Margaret soon found herself immersed in the books Joseph gave her access to. Neither the room nor the collection was vast, by any means, but it served its purpose well. She absorbed everything she could, not only about pregnancy but of inner peace and meditation techniques. She researched the healing, soothing, stress relieving effects of different flowers and fell in love with Lavender. She would come to invest most of her kitchen allowance on Lavender incense, body spray, bath salts and bedding potpourri and would agree with the experts to the effects they produced. Even her psychiatrist seemed to sit a little taller and reflect an air of hope at her presence. Of course, he felt the difference was solely his doing but Margaret didn’t mind.
It was a stormy night when she happened upon the leather-bound book sitting upon Joseph’s wooden desk. Her fingers gently caressed the words B-i-b-l-e and as she pulled it open, a large lightening bolt struck nearby causing a quick round of thunder, loud and powerful. Eyes widened, she read, believing this was a sign from the God that her mother and father had spoken so highly about. She never had a chance to question why they believed in God but thought to herself that now was as good a time as any to try and find out for herself.
As her belly, mind, and spirit grew, she felt herself becoming Margaret Medder, mother and loving nurturer of Nan Alison Medder, child without a father and yet so loved by her mother. Days passed as she came to acknowledge and accept these truths; God was good, something so pure could never do her harm and very soon, she would be able to grasp that hope and comfort that she had believed in so long ago.
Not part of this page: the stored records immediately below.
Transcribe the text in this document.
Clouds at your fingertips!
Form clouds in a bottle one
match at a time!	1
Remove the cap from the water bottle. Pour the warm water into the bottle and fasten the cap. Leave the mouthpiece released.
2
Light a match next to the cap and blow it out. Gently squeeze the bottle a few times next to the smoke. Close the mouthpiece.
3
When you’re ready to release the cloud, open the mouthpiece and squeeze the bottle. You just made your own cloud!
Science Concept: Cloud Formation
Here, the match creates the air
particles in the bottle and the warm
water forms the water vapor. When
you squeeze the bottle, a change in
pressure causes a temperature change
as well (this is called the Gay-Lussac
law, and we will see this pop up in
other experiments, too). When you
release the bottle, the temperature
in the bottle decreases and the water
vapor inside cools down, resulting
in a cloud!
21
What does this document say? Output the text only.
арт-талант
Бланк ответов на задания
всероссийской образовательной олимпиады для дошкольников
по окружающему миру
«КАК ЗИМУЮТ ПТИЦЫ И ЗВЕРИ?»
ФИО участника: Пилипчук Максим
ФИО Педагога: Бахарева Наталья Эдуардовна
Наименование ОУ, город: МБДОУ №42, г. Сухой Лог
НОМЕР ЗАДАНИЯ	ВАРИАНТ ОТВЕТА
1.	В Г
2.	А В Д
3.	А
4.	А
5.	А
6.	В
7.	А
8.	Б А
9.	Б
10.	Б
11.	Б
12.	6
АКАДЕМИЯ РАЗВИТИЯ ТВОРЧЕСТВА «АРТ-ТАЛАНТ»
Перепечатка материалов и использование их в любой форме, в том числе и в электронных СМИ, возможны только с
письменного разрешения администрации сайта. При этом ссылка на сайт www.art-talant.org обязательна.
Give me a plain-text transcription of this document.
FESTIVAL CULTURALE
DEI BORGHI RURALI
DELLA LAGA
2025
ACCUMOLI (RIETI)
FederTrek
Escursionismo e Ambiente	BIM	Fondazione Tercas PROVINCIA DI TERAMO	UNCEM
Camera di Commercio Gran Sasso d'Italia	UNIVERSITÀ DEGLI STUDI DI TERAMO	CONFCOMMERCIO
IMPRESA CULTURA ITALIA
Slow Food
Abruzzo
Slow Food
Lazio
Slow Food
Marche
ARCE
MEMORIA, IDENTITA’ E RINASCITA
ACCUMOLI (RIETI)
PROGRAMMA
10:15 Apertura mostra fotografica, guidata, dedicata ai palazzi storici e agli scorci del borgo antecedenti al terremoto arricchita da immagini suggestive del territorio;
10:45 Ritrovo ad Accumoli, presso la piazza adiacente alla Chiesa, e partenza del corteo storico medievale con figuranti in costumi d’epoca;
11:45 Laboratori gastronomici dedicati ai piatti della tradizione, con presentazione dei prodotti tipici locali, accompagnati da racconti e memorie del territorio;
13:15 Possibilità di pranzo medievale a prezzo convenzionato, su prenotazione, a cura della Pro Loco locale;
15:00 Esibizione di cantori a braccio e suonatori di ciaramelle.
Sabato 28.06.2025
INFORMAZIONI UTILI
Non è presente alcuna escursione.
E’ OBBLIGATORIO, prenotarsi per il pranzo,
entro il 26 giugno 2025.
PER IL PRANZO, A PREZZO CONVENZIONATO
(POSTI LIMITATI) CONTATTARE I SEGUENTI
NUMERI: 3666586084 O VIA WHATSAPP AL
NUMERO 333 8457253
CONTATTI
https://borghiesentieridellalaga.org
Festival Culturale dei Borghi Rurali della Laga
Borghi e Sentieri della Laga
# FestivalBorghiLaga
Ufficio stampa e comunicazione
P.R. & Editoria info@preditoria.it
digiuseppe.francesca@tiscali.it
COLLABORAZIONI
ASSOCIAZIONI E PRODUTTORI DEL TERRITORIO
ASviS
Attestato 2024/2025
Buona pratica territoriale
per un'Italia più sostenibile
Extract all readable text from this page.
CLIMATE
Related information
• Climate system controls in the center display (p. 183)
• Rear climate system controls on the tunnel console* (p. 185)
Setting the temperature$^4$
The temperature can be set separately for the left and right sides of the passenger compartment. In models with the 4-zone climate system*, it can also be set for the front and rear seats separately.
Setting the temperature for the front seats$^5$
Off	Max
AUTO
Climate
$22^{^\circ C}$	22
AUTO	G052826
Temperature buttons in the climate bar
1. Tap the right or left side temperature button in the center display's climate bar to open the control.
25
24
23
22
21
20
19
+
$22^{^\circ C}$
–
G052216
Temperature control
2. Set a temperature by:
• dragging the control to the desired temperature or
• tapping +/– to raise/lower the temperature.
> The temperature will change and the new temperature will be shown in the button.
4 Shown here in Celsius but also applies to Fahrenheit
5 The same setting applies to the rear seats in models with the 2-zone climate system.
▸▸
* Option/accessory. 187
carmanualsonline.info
Then, one day, 56 days before the proposed due date, she would bleed. The bright red puddles that would form and mutate underneath her feet in the girl’s locker-room shower stall would eventually congeal and settle, like she had, once again to cruel fate and destiny. Margi wasn’t conscious when the paramedics rushed in and carried her away to the area E.R. but she knew, in her soul, that Nan would never greet the world and shine forth the blessings that desperately hoped for.
The doctor would eventually explain to Marissa and Joseph of the miscarriage and while Marissa silently rejoiced, Joseph lamented the loss as if it were his own. Even Moody displayed his saddened emotions on her behalf.
Margi joined Joseph and Moody in lamenting for only a short while. Sooner than anyone had hoped, she took refuge in her familiar, swirling black void. She began sneaking alcohol into her room, courtesy of the corner homeless man, whom she passed everyday on her way back from school, and eating was cut to a minimum for survival purposes only. Her regressive demeanor left her psychiatrist packing his bags, convinced that he had failed as a doctor.
To Margaret, the darkness became a comforting friend, once again, as she set the books she had come to cherish ablaze in the back alley while her den-parents, as they were called, slept, undisturbed, inside the cold, stone fortress. She didn’t bother informing Joseph of her decision to dispose of the literature. She figured they no longer offered the hand of hope, the hand of comfort, and should no longer fool anyone else to believe either. They were of no further use to her. God, she believed, had once again turned his back on his fallen angel, leaving her to fend for herself in a world that obviously would not allow her to hold anything dear and precious.